Xtina probably looked in the mirror today and saw Marilyn Monroe staring back at her. Some like it NO. That peroxide mop conjures up images of an Upper East Side widow whose dusty old wig is always crooked. You know that old ho. Her teeth have a permanent red lipstick skidmark on them, she's always wearing saggy pantyhose and she never picks up after her raggedy dog when it shits on the sidewalk. Ole' girl smells like Tosca powder, castor oil, ground up pills and cooking wine.
You know, since I put it THAT way maybe this really is the look. Carry on, Xtina.
In other non-news, here's Xtina performing the ho shit anthem of the summer on Oprah today. You might want to back your ears up, because girl is hollering like a hyena getting its asshole bleached with boric acid.
And more pictures of Xtina in NYC today. From the neck up she's a rich widow who doesn't give a fuck. From the neck down she looks like every Madonna era simultaneously heaved all over her. Actually, she looks like that from head to toe.
If Vadge's "Express Yourself" video and a remake of her "Human Nature" video done by round-the-way trannies borrowed Lady Caca's prosthetic penis to fuck each other in the Showgirls costume closet, it would look just like Xtina's "Not Myself Tonight" video. Watch as Xtina thumps, bumps and sluts her way to the middle!
It's a good thing MTV doesn't play music videos anymore, because if they did they could never show this. On the other hand, Spice Xcess TV will be playing this video on a loop. So will Vanilla Gorilla. Although, he's going to watch it while blasting "Heil Hitler Marschlied."
Since Xtina is parading around like a foolish skank ho who will hump on anything but dignity....I LOVE THIS! When all else fails, do ho shit in a church. This is Pope Eggs Benedict approved!

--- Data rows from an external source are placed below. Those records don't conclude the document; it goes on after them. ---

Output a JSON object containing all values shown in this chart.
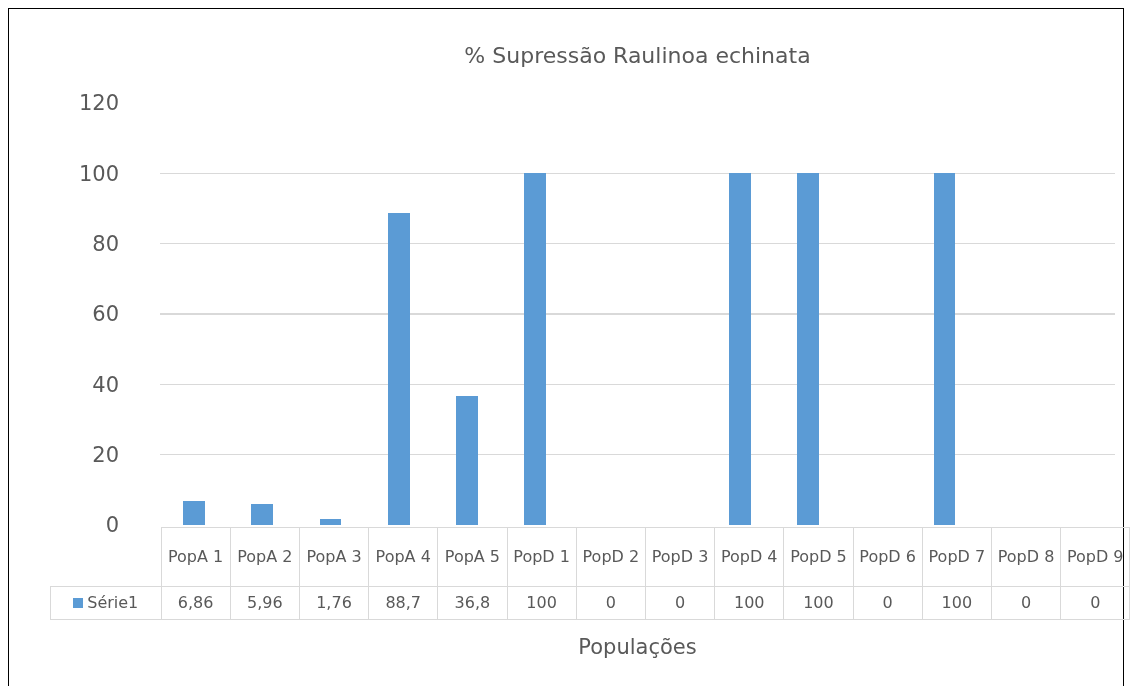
{
  "chart_data": {
    "type": "bar",
    "title": "% Supressão Raulinoa echinata",
    "xlabel": "Populações",
    "categories": [
      "PopA 1",
      "PopA 2",
      "PopA 3",
      "PopA 4",
      "PopA 5",
      "PopD 1",
      "PopD 2",
      "PopD 3",
      "PopD 4",
      "PopD 5",
      "PopD 6",
      "PopD 7",
      "PopD 8",
      "PopD 9"
    ],
    "series": [
      {
        "name": "Série1",
        "color": "#5b9bd5",
        "values": [
          6.86,
          5.96,
          1.76,
          88.7,
          36.8,
          100,
          0,
          0,
          100,
          100,
          0,
          100,
          0,
          0
        ],
        "value_labels": [
          "6,86",
          "5,96",
          "1,76",
          "88,7",
          "36,8",
          "100",
          "0",
          "0",
          "100",
          "100",
          "0",
          "100",
          "0",
          "0"
        ]
      }
    ],
    "data_labels": true,
    "legend": "bottom",
    "ylim": [
      0,
      120
    ],
    "yticks": [
      0,
      20,
      40,
      60,
      80,
      100,
      120
    ],
    "grid": "y"
  }
}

During an interview for her new album Bionic, Xtina (who is looking a little like a blonde Ann Magnuson in Glitter) flipped the bitch switch on when some dude let out a cough in the room. A quick second later, she sent him to the firing squad. Yeah, I know she was joking (sort of, kind of, not really), but she should still blame her self!
Whenever Xtina moves just a bit, thousands of bronzing powder and crusted mascara particles fly off her face and dance through the air before diving into the throat of an unsuspecting innocent person. A frog made out of foundation and bronzer jumped down that dude's throat.
Besides, Xtina shouldn't worry about catching the sicks. Bitch's face is protected by several layers of toxic chemicals, so any germ that gets near her will be eaten alive before it finds its way into her system. I saw this on the Discovery Channel.
Your cousins (and for some of you, your abuelitas) have a new favorite song to twerk their chochas to at the family barbecue. Or if your cousins are like my cousins, they will blast this mess from their '87 Toyota Tercel while dropping their snatch to the ground in the parking lot of a Del Taco. Blame Xtina for hollering about doing ho shit in her new song.
Xtina hasn't released any actual music from her new album, but she keeps burping out the art (for lack of a better word) for it. I'll take it. We've already seen her "Ode to Erotica Vadge" cover for her single "Not Myself Tonight," and now here's the cover for the actual album "Bionic."
I think Xtina came up with the idea for this shit while watching Evita on mute with The Rocky Horror Picture Show soundtrack blaring from her son's Inspector Gadget boombox. It all clicked in her head as soon as she sniffed on a tube of red lipstick (her drug of choice).
Here is the cover art for Xtina's soon-to-be-released single "Not Myself Tonight." No, she's definitely not herself tonight, because she's early 90s Madonna!
Xtina better not go balls deep with her early 90s Vadge impersonation by posing (NSFW) topless on a spread-eagled dog! Not today.